If it's hard to imagine that the US could have such a big impact on a site that gets most of its reach from Brazil, consider what would happen if a small number of users who were responsible for a greater-than-average number of pageturns suddenly disappeared. The demographic would not significantly change even though there was a significant impact to traffic. I suspect that many Americans (responsible for an more than their fair share of hits on that site) went to BBQs that weekend, realized the people at the party were on other networks, and made the switch. Is it significant that Facebook, which gets 30% of its users from the US, had a drop in unique users that Friday with a less-than-proportional drop in pageviews the same day?

So what's the point? Fundamentally: Alexa ranks websites, not companies. In the global Top 10, Microsoft takes two spots and Google takes three. This traffic can only be properly understood by taking global demographics into account. Finally, a site's rank is dependent on its traffic in relation to other sites. That is, your site's rank can change even if your traffic does not --- or visa-versa --- due to relative traffic changes on other sites with similar rank.

Tuesday, October 02, 2007

Battle of the Game Consoles

Last week, the Google Blog posted a story about search trends and video game systems, namely a comparison between searches for Xbox 360, Playstation 3, and Wii.

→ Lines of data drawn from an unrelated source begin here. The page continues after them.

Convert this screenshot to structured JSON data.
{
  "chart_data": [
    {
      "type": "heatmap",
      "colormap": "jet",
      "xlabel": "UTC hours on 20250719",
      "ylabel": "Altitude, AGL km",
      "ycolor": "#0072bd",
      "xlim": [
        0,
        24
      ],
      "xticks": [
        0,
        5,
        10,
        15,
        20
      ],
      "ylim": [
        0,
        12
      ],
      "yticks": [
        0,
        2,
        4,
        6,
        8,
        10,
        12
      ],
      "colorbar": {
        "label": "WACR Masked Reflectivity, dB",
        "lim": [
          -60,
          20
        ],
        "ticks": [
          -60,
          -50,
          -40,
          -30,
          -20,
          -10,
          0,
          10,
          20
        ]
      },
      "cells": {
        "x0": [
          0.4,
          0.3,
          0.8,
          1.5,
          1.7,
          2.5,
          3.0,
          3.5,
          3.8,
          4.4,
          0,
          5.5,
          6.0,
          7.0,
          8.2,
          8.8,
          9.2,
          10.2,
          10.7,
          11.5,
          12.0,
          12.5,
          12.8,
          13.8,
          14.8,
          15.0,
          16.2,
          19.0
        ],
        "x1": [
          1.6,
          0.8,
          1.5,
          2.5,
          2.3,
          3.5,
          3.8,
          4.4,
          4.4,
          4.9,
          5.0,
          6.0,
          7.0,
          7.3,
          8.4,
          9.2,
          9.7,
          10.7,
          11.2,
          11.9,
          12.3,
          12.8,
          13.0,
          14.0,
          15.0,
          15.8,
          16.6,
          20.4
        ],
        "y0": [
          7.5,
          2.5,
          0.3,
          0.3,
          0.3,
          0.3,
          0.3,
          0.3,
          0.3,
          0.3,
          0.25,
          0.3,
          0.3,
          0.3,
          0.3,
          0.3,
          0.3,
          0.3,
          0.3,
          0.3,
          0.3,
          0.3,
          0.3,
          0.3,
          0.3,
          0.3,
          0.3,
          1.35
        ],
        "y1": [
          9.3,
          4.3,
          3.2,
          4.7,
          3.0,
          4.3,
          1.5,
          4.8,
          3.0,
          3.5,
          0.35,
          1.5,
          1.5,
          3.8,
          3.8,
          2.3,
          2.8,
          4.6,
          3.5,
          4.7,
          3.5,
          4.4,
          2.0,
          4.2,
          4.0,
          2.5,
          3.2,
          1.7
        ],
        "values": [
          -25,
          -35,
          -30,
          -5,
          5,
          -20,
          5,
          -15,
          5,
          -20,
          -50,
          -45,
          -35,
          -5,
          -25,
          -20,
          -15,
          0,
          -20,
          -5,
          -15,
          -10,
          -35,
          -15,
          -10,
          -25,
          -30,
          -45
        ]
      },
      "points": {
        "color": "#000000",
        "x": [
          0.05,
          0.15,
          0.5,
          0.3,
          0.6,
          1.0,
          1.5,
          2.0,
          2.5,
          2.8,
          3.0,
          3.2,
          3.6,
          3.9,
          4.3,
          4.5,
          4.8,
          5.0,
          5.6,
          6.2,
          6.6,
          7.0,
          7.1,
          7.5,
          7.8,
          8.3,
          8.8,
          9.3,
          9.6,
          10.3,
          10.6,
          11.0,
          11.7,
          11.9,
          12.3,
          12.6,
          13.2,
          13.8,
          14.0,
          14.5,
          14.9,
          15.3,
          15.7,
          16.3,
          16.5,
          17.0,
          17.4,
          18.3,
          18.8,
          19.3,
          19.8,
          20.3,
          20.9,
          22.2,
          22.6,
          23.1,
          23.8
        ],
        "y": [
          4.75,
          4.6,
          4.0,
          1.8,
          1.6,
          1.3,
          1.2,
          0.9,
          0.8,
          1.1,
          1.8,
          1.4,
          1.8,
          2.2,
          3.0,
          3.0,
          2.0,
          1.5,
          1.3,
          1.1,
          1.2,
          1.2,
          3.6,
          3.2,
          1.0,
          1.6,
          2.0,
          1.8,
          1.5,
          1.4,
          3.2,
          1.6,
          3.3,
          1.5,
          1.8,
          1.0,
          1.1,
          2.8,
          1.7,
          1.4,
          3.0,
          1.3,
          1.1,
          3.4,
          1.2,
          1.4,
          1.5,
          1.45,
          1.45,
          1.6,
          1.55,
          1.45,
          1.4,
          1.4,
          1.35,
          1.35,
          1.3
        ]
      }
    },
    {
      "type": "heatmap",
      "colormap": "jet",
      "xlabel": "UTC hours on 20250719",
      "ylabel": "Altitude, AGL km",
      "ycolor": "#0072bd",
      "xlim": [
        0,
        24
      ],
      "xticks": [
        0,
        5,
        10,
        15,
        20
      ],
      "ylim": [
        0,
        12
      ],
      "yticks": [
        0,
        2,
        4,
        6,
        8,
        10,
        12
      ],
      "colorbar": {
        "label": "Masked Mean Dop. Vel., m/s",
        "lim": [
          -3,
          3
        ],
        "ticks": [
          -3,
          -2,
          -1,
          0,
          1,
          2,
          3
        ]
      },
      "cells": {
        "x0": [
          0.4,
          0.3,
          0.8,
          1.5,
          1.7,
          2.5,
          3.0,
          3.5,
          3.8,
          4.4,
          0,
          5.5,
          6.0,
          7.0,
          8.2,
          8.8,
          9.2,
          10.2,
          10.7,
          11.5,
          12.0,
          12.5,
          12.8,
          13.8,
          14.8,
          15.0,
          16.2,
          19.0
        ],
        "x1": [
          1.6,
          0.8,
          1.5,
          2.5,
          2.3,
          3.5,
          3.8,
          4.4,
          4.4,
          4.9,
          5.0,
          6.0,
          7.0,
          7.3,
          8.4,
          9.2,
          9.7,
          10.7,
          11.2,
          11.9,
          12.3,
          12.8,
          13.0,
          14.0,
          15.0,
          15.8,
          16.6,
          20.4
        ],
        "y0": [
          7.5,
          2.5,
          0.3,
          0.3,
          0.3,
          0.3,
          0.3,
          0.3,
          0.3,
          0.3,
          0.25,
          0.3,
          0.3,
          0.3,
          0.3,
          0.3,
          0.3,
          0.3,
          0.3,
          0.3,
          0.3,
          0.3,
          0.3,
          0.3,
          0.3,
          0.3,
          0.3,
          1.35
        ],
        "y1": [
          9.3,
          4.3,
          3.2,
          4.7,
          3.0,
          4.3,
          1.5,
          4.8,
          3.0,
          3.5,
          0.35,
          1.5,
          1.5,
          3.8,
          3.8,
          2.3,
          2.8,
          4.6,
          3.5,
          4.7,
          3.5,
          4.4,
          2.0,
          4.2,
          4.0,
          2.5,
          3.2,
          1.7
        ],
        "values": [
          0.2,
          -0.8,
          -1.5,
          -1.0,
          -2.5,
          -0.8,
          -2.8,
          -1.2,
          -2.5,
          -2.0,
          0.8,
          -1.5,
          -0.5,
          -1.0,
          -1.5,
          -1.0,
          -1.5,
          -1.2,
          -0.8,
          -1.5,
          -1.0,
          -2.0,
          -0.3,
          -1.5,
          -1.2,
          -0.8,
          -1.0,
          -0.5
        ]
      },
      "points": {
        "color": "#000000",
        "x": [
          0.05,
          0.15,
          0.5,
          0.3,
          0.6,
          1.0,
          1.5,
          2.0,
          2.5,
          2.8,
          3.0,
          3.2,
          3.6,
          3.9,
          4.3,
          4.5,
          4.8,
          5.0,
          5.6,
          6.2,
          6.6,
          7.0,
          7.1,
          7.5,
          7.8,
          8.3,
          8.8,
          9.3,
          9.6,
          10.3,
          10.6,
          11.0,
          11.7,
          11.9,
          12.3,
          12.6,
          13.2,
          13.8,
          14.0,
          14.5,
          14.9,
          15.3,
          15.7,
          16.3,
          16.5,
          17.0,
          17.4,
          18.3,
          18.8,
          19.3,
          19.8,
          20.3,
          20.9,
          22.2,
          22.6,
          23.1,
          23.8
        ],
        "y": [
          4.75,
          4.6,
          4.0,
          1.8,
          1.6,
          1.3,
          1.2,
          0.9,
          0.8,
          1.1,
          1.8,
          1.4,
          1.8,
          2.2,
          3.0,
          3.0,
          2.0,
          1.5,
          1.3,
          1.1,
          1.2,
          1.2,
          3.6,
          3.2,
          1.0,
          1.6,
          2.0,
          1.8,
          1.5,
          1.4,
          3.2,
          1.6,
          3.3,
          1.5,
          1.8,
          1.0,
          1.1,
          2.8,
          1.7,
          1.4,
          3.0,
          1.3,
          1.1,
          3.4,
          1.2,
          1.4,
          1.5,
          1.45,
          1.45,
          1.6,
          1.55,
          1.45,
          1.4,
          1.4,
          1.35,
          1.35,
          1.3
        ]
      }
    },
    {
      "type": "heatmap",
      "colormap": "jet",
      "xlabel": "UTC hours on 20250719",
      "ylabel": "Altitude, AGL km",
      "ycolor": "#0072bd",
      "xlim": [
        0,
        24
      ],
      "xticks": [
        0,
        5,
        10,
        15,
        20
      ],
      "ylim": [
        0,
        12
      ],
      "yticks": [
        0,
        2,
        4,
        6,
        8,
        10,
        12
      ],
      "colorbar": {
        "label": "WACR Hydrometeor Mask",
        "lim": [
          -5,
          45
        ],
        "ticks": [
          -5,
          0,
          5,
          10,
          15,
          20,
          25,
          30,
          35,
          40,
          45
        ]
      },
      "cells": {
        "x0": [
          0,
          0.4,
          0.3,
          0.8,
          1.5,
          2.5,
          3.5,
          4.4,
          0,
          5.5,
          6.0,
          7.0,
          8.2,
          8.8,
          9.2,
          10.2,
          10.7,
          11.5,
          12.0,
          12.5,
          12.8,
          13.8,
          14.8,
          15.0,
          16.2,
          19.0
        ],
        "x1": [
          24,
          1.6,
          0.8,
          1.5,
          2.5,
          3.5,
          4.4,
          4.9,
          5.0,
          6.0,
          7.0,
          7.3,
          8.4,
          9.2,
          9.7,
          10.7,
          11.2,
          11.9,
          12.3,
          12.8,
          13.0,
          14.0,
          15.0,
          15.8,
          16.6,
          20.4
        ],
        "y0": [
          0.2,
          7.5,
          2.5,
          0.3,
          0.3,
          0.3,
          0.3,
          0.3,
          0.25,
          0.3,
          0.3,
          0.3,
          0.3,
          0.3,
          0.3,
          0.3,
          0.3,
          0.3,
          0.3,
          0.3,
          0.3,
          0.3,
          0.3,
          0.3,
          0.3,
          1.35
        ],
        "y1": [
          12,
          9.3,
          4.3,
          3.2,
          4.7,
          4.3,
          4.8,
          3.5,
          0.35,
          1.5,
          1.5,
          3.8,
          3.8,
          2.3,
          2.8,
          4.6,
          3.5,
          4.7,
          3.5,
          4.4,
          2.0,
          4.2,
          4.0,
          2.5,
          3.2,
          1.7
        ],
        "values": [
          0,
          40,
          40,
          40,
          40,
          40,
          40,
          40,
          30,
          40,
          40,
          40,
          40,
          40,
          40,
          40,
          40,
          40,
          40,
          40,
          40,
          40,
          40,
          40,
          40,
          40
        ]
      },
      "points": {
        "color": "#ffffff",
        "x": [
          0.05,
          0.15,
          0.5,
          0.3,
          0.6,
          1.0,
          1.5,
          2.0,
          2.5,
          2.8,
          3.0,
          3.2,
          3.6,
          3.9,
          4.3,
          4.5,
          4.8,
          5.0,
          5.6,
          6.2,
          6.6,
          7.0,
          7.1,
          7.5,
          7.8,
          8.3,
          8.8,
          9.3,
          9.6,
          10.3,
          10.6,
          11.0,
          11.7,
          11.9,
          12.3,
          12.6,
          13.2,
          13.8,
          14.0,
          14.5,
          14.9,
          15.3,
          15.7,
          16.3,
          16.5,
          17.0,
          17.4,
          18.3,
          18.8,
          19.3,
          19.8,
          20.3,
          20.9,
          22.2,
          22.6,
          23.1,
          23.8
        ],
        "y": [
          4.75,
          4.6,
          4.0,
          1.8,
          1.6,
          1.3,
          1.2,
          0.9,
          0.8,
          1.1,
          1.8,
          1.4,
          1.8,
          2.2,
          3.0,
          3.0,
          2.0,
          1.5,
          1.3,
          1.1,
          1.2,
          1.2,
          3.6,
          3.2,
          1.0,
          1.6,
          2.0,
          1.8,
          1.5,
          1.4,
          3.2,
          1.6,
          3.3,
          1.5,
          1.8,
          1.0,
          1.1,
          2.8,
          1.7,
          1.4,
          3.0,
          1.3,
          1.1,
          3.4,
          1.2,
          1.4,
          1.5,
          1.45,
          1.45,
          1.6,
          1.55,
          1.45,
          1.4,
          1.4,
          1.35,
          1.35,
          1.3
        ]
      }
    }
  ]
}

Looking at the Google Trends graph next to an Alexa Traffic Graph (reach) for xbox.com, playstation.com, and wii.com, you can see mostly the same trends. In 2005-Q4, the Xbox is clearly the winner in both searches and traffic, for very good reason: of the three, it was the only one actually available. The traffic for “Playstation 3” correlates to the Tokyo Game Show, at which several games for the (then non-functional) system were demoed. The name “Wii” was only officially announced in 2006-Q2, which shows up as a bump in searches, at flag A. This does not translate into traffic for wii.com because the domain was parked until at least July of that year, which can be verified by taking a look at the Wayback Machine.

All three consoles have search and traffic surges in 2006-Q4; since then, Xbox 360 and Playstation 3 have been neck-and-neck in both traffic and searches, though their reach appears to be increasing. Wii, however, has remained level, after the initial peak. If you compare wii.com and nintendo.com, the name announcement and the console launch are both clearly visible. In actuality, the news volume (which is down) more closely resembles the traffic for Nintendo (and Wii) than the number of searches. So the question becomes: what will happen to Wii this winter? Is it just a late bloomer?